1995 an Excellent Year for Waterways Birds
Bird On! News
1st November 1996
Members of the British Trust for Ornithology have been monitoring the breeding population of our waterway birds for 22 years. The results for the 1995 survey show that they did very well indeed with 18 of the 20 species increasing - eight of them significantly - and only one declined significantly. This was the Common Sandpiper whose population is at its lowest level on record.
The survey involves mapping territories beside rivers and canals each year on study plots. The results can then be compared directly to estimate the national change in numbers. Almost 450 kms were mapped in 99 plots for the comparison between 1994 and 1995. The most widespread bird was the Mallard on 97 of the plots but, with 2107 pairs counted, there were less counted than colonial Sand Martins found on only 22 plots nut numbering 2949.
The significant increases were recorded for Mallard (up15%), Tufted Duck (+36%), Moorhen (+13%), Coot (+9%), Kingfisher (+35%), Sand Martin (+89%), Grey Wagtail (+23%) and Sedge Warbler (+26%). Common Sandpipers declined by 11%.
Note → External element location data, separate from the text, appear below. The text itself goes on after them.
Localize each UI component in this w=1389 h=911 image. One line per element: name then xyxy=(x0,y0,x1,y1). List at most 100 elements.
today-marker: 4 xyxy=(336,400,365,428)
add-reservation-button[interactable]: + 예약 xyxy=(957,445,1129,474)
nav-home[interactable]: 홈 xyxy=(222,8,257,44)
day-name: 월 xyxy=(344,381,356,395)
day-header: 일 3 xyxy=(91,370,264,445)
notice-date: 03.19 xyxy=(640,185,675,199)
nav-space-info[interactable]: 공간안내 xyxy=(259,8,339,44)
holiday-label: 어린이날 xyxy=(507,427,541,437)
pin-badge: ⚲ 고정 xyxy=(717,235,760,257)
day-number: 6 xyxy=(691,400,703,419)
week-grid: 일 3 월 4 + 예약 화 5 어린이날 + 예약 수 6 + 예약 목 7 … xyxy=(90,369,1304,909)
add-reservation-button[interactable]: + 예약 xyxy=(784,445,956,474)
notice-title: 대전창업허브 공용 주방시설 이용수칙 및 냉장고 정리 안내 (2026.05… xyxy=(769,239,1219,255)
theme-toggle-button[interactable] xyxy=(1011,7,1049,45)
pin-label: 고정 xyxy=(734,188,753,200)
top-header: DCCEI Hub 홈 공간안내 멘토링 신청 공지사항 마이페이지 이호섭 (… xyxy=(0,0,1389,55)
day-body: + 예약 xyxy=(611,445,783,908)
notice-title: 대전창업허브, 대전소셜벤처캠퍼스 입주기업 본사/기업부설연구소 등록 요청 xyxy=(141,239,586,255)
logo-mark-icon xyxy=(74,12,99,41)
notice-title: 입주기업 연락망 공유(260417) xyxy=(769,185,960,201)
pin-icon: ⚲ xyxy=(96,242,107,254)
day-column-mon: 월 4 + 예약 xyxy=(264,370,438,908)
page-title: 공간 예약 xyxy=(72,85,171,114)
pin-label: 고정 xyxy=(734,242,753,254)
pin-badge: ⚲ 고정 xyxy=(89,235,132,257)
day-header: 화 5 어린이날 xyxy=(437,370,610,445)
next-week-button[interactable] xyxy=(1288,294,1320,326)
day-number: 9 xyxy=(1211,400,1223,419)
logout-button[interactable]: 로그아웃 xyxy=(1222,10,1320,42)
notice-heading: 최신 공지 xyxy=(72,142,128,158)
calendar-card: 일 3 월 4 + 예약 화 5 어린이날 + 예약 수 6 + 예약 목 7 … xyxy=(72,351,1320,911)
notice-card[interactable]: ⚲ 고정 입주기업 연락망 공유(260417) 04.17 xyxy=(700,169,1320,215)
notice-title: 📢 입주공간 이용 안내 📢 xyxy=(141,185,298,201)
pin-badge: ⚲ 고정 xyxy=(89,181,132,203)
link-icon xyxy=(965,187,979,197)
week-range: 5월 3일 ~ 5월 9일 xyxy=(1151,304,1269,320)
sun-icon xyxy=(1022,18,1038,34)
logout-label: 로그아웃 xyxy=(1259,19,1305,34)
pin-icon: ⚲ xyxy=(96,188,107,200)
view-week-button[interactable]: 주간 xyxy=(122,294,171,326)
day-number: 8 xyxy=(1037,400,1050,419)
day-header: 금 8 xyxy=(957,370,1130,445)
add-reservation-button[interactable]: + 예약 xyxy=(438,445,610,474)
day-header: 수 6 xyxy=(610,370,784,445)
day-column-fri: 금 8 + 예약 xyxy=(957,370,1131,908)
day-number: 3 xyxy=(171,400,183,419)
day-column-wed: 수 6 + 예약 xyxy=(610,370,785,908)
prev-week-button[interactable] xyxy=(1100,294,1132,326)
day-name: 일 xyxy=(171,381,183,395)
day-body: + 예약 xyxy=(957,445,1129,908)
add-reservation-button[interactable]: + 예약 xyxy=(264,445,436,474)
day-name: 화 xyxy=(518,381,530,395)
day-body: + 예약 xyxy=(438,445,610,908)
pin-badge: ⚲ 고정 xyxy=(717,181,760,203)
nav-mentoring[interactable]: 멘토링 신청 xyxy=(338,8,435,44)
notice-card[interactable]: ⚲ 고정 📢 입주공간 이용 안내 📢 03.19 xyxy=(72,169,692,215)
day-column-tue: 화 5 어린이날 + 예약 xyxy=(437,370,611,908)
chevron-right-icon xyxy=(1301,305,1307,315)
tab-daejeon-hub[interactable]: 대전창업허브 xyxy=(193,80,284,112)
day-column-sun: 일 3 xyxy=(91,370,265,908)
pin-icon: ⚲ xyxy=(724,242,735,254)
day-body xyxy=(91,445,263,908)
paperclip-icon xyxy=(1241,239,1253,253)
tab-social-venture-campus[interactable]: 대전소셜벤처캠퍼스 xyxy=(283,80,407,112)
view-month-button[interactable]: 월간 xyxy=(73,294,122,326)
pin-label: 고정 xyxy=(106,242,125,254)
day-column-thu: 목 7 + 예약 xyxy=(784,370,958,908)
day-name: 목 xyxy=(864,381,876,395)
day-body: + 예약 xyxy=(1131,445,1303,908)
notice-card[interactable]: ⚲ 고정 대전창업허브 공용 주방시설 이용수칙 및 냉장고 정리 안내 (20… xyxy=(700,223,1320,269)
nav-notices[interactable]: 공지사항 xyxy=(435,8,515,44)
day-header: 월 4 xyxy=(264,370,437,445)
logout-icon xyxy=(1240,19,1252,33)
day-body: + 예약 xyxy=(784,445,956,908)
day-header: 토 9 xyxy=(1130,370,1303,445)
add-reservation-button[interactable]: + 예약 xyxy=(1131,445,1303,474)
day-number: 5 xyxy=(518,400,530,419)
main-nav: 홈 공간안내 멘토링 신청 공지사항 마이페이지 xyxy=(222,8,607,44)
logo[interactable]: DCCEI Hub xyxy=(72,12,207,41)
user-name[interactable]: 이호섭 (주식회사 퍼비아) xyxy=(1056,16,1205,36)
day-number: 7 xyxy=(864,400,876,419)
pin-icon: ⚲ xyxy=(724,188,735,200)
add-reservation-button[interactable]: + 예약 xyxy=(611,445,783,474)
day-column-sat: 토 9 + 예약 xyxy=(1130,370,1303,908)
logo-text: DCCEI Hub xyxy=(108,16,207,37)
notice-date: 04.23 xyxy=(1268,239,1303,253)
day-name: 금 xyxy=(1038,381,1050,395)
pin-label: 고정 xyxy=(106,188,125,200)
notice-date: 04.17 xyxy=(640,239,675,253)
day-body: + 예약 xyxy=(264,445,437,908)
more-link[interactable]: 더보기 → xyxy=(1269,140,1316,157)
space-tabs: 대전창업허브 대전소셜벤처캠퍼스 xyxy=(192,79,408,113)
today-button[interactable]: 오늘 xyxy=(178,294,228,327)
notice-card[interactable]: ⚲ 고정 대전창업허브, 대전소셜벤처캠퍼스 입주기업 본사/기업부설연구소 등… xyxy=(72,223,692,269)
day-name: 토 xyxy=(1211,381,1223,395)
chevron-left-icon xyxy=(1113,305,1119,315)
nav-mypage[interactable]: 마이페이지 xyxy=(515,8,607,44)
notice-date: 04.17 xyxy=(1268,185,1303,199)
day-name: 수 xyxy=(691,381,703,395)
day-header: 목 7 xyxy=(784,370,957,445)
Two of the biggest increases, of Sand Martin and Sedge Warbler concerned birds which are summer migrants and spend their winters just South of the Sahara. Other species which stay at home for the winter will have benefited from the run of mild winters. These results are excellent news not just for dedicated bird watchers but also for all the people who enjoy walking along rivers and canals and enjoying the wildlife. However there are still concerns about long term changes of some species - for instance the Yellow Wagtail population is at a very low level and Reed Buntings are not increasing even after mild winter weather.